Bilindiği üzere, Nakdi Tazminat ve Aylık Bağlanması Hakkında 2330 Sayılı Kanun’un 6. maddesi hükmüne göre, bu kanun hükümleri uyarınca ödenecek maddi tazminat ile bağlanacak emekli aylığı, uğranılan maddi ve manevi zararların karşılığı olup yargı mercilerinde maddi ve manevi zararların karşılığı olarak kurumların ödemekle yükümlü tutulacakları tazminatın hesabında, bu kanun hükümlerine göre ödenen maddi tazminat ile bağlanmış bulunan aylıkların göz önünde tutulması gerekmektedir (Aynı yönde bknz.Yargıtay 4. HD 2021/18521 E.-2022/14721 K.). 2330 Sayılı Nakdi Tazminat ve Aylık Bağlanması Hakkında Kanun’un 6. maddesinde; “Bu kanun hükümlerine göre ödenecek nakdi tazminat ile bağlanacak emekli aylığı uğranılan maddi ve manevi zararların karşılığıdır.’ denilmekte olup, somut uyuşmazlıkta mahkemece ilgili kurumdan hangi tazminata dair ne miktarda ödeme yapıldığının bildirilmesi istenmiş, ancak kurumdan gelen cevaplardan bu yönde (maddi-manevi olarak) bir ayrım yapılmadan ödendiği anlaşılmıştır. Bu durumda davacılara bu kapsamda 17.06.2016’da ödenen 58.614,91-TL’nin ne kadarının maddi, ne kadarının manevi tazminat olarak ödendiği kurumdan gelen yazı cevaplarına göre tespit edilemediğinden, -davacıların miras payları da gözetilerek- %50’sinin maddi tazminat, %50’sinin manevi tazminata karşılık yapıldığı kabulü ile mahsup edildiği, maddi tazminata mahsup edilecek tutarın güncellenip, manevi tazminata dair tutarın ise güncellenmeksizin mahsup edildiği görülmüş olup, tüm bu yönler itibariyle kararda bir isabetsizlik bulunmadığından, bu hususlardaki itirazların reddi gerekmiştir. (Bu yönde bknz. Yargıtay 4. HD 2020/2213 E.-2020/3008 K., Yargıtay (kapatılan) 17. HD 2017/5504 E.- 2018/7410 K. ).

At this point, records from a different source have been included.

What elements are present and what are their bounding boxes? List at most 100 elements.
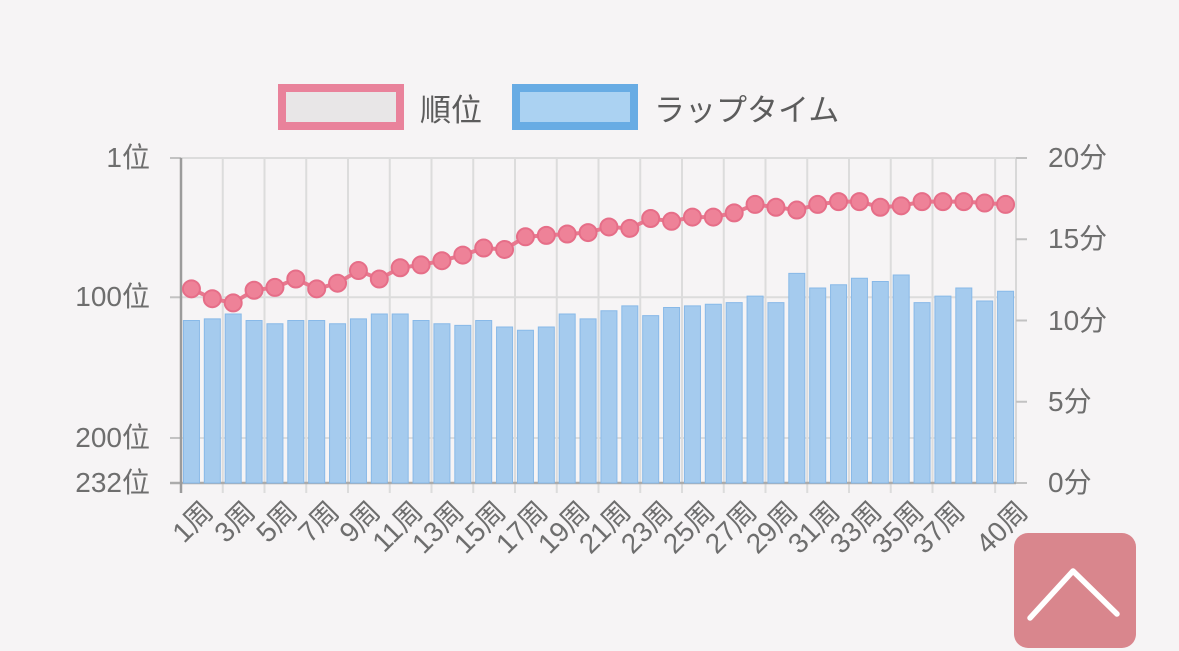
rank-marker: [223, 293, 243, 313]
laptime-bar: [308, 320, 326, 484]
rank-legend-label: 順位: [420, 92, 482, 128]
chevron-up-icon: [1027, 568, 1120, 621]
rank-marker: [307, 279, 327, 299]
chart-legend: 順位 ラップタイム: [278, 84, 869, 130]
scroll-to-top-button[interactable]: [1014, 533, 1136, 648]
rank-marker: [870, 197, 890, 217]
rank-marker: [265, 277, 285, 297]
left-axis-tick-label: 100位: [75, 281, 150, 313]
rank-marker: [933, 192, 953, 212]
laptime-bar: [329, 323, 347, 484]
rank-marker: [348, 261, 368, 281]
right-axis-tick-label: 0分: [1048, 467, 1092, 498]
rank-marker: [620, 218, 640, 238]
rank-marker: [599, 217, 619, 237]
laptime-bar: [767, 302, 785, 484]
rank-marker: [202, 289, 222, 309]
right-axis-tick-label: 5分: [1048, 385, 1092, 417]
left-axis-tick-label: 232位: [75, 467, 150, 498]
rank-marker: [474, 238, 494, 258]
laptime-bar: [976, 300, 994, 484]
laptime-bar: [537, 326, 555, 484]
laptime-bar: [788, 272, 806, 484]
rank-marker: [181, 279, 201, 299]
laptime-bar: [955, 287, 973, 484]
rank-marker: [975, 193, 995, 213]
rank-line-markers: [181, 192, 1016, 313]
laptime-bar: [892, 274, 910, 484]
right-axis-tick-label: 15分: [1048, 223, 1108, 255]
laptime-bar: [934, 295, 952, 484]
rank-marker: [286, 269, 306, 289]
laptime-bar: [370, 313, 388, 484]
laptime-legend-swatch: [512, 84, 638, 130]
laptime-bar: [913, 302, 931, 484]
left-axis-tick-label: 200位: [75, 421, 150, 453]
rank-marker: [724, 203, 744, 223]
rank-marker: [244, 280, 264, 300]
laptime-bar: [663, 307, 681, 484]
laptime-bar: [203, 318, 221, 484]
laptime-bar: [391, 313, 409, 484]
rank-marker: [682, 207, 702, 227]
rank-marker: [829, 192, 849, 212]
rank-marker: [703, 207, 723, 227]
laptime-bar: [245, 320, 263, 484]
legend-item-rank[interactable]: 順位: [278, 84, 482, 130]
rank-marker: [557, 224, 577, 244]
rank-marker: [954, 192, 974, 212]
rank-marker: [912, 192, 932, 212]
rank-legend-swatch: [278, 84, 404, 130]
laptime-legend-label: ラップタイム: [654, 92, 840, 128]
rank-marker: [766, 197, 786, 217]
rank-marker: [536, 225, 556, 245]
left-axis-tick-label: 1位: [106, 142, 150, 173]
laptime-bar-series: [182, 272, 1015, 484]
rank-marker: [662, 211, 682, 231]
rank-marker: [369, 269, 389, 289]
laptime-bar: [182, 320, 200, 484]
rank-marker: [745, 194, 765, 214]
laptime-bar: [475, 320, 493, 484]
laptime-bar: [809, 287, 827, 484]
laptime-bar: [621, 305, 639, 484]
rank-marker: [453, 245, 473, 265]
rank-marker: [996, 194, 1016, 214]
laptime-bar: [683, 305, 701, 484]
right-axis-tick-label: 10分: [1048, 304, 1108, 336]
laptime-bar: [496, 326, 514, 484]
laptime-bar: [997, 290, 1015, 484]
laptime-bar: [871, 281, 889, 484]
laptime-bar: [516, 329, 534, 484]
rank-marker: [411, 255, 431, 275]
laptime-bar: [266, 323, 284, 484]
laptime-bar: [746, 295, 764, 484]
laptime-bar: [287, 320, 305, 484]
laptime-bar: [454, 324, 472, 484]
rank-marker: [432, 251, 452, 271]
rank-marker: [515, 227, 535, 247]
rank-line-series: [190, 199, 1006, 305]
rank-marker: [849, 192, 869, 212]
legend-item-laptime[interactable]: ラップタイム: [512, 84, 839, 130]
laptime-bar: [224, 313, 242, 484]
rank-marker: [891, 196, 911, 216]
laptime-bar: [704, 303, 722, 484]
right-axis-tick-label: 20分: [1048, 142, 1108, 173]
rank-marker: [808, 194, 828, 214]
rank-marker: [328, 273, 348, 293]
laptime-bar: [349, 318, 367, 484]
rank-marker: [495, 239, 515, 259]
laptime-bar: [642, 315, 660, 484]
laptime-bar: [850, 277, 868, 484]
rank-marker: [578, 223, 598, 243]
rank-marker: [641, 208, 661, 228]
rank-marker: [787, 200, 807, 220]
laptime-bar: [830, 284, 848, 484]
laptime-bar: [412, 320, 430, 484]
laptime-bar: [600, 310, 618, 484]
laptime-bar: [433, 323, 451, 484]
laptime-bar: [725, 302, 743, 484]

8-Manevi tazminata ilişkin olarak yalnızca davalı … istinafa gelmiş olup, tüm dosya kapsamına, kusur durumuna, olayın oluş şekline, tarafların sosyal ve ekonomik durumlarına göre hükmedilen tutarda bir isabetsizlik görülmemiştir.
9-Davacılar, reddedilen manevi tazminat bakımından 2330 S.Yasaya göre ne kadarının toplam tazminat tutarından düşüleceğini dava açarken bilecek durumda olmadıklarından, mahsuba konu kısımlar bakımından karşı vekalet ücretine hükmedilmemiş, bununla birlikte, davacı … bakımından dava dilekçesi ile talep edilen manevi tazminat miktarının 75.000,00-TL olmasına ve mahkemece takdir edilen tutarın ise 50.000-TL olmasına göre, aradaki fark olan 25.000-TL üzerinden davalı … yararına karşı vekalet ücretine hükmedilmesi gerekmiştir (Aynı yönde bknz. Yargıtay (kapatılan)17. HD 2015/17060 E. – 2016/4991 K).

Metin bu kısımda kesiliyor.